一场仗,在一方不知情的情况下,延续了十年之久,是否可能?
——
他跟在不远的地方窥视着她。
她甚至一点也没有注意他跟在她的身后。
他不免得意,瞧,这是他的天份。
女孩走走停停。
读书时候,她就是这副样子。总是在走路时心不在焉地想着些什么。棕色的短发蓬松地在前方摇曳着,像一只在魔药课上的大罐子里,他总是捉不出来的迷你水母。
但现在……他在黑暗中眯起眼,目光黏在那颗光秃秃的脑袋上,射出一丝毫不掩饰的厌恶。在他的家乡,他只见过两个女人留着这样头发,一个进过麻瓜监狱,一个因为通奸被她丈夫把头发剃了个精光。
她现在在想什么呢?在考虑自己该往哪里去吗?
但就他能想到的,现在的她应该是无处可去了。也许她会回去找……斯内普?谁知道呢。
他撇了撇嘴,一方面这念头让他恶心不已。另一方面又感到兴奋。如果她真这么干了,她的“罪名”就更加坐实了。自己会潜伏得更安全。
现在想想她还真是总能带给他好运。
如果owls考试他要不是抽到了她,他就没资格上黑魔法防御术的课程了。上了六年级,他们被允许接触一些黑魔法,那之后他好像开了窍。以前怎么也理解不了的东西,从反面来看却变得容易掌握的多。
他又恨上了邓布利多的遮遮掩掩。如果他早能早点掌握这么有力的法术,过去又哪里需要吃那么多苦头。

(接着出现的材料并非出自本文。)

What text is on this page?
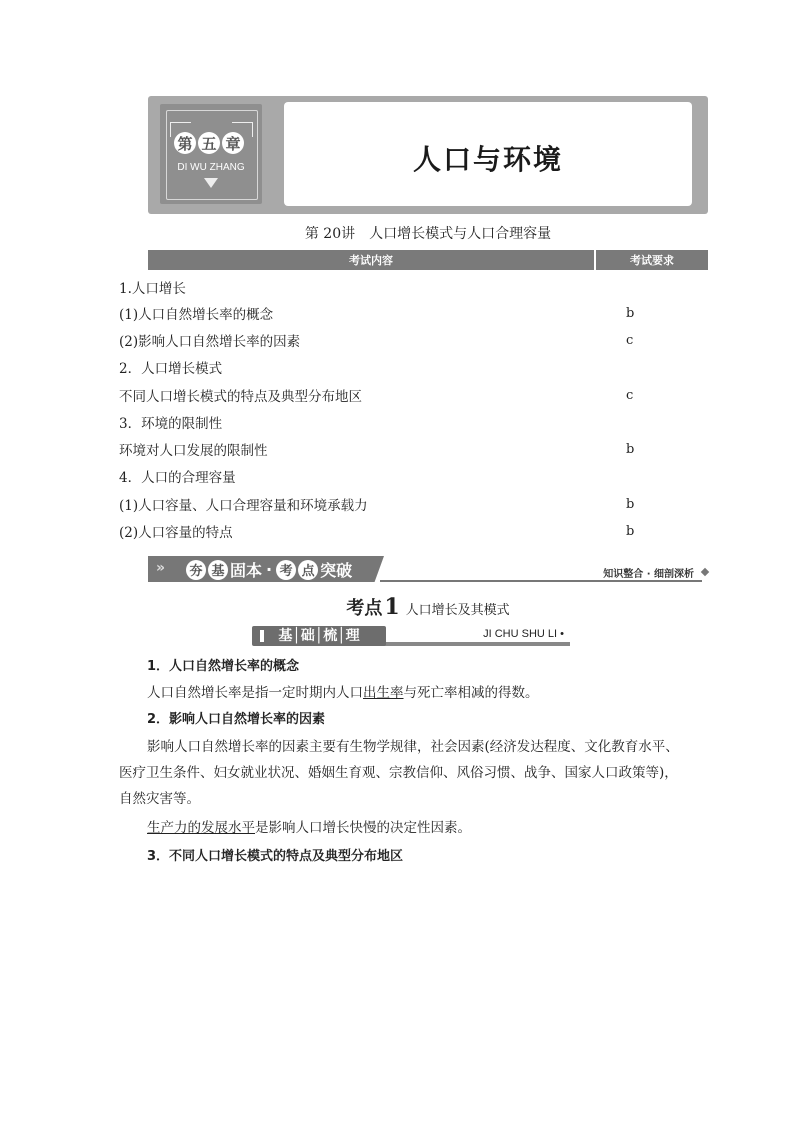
第 五 章
DI WU ZHANG	人口与环境
第 20讲　人口增长模式与人口合理容量
考试内容	考试要求
1.人口增长
(1)人口自然增长率的概念	b
(2)影响人口自然增长率的因素	c
2．人口增长模式
不同人口增长模式的特点及典型分布地区	c
3．环境的限制性
环境对人口发展的限制性	b
4．人口的合理容量
(1)人口容量、人口合理容量和环境承载力	b
(2)人口容量的特点	b
» 夯 基 固本 · 考 点 突破	知识整合 · 细剖深析
考点1 人口增长及其模式
基│础│梳│理	JI CHU SHU LI •
1．人口自然增长率的概念
人口自然增长率是指一定时期内人口出生率与死亡率相减的得数。
2．影响人口自然增长率的因素
影响人口自然增长率的因素主要有生物学规律，社会因素(经济发达程度、文化教育水平、医疗卫生条件、妇女就业状况、婚姻生育观、宗教信仰、风俗习惯、战争、国家人口政策等)，自然灾害等。
生产力的发展水平是影响人口增长快慢的决定性因素。
3．不同人口增长模式的特点及典型分布地区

现在更是如此,在他焦虑如何完成黑魔王的任务时,她成了一个从天而降,完美的替罪羊。
那时候,他们都以为他喜欢她。有时候,他连自己都骗过去了。但他怎么会喜欢这么蠢的一个女人?
只不过是因为他那时没什么选择罢了。那些势利的、自视甚高的女生,她们都看不起他。而诺拉,她连魔法都没有。本来能得到一个纯血的垂青,她应该感恩戴德才对。
可是小天狼星不知道哪根筋搭错了,居然看上了她。彼得只能转移了目标。
不过此时,她正在向山谷外走去,这一点是毫无疑问的。她要离开这里了。
一股强烈的不甘忽然涌了上来。让他难受得用门牙咬紧了嘴唇。
无人观看,无人欣赏的胜利有什么滋味?若是没人喝彩,恐怕就连詹姆,也会感到抓取金色飞贼的趣味大大地受到了贬损。
要等到他能堂堂正正地享受那颗果实,还得过上一段日子呢。
还得忍耐。要等到黑魔王处决了那个孩子,要等到詹姆和莉莉变成冰冷的尸体,等到他剩下的朋友也成了阶下囚,这一切尘埃落定,等到黑魔王控制了巫师界……那时,他才能光明正大站在黑魔王的袍角边。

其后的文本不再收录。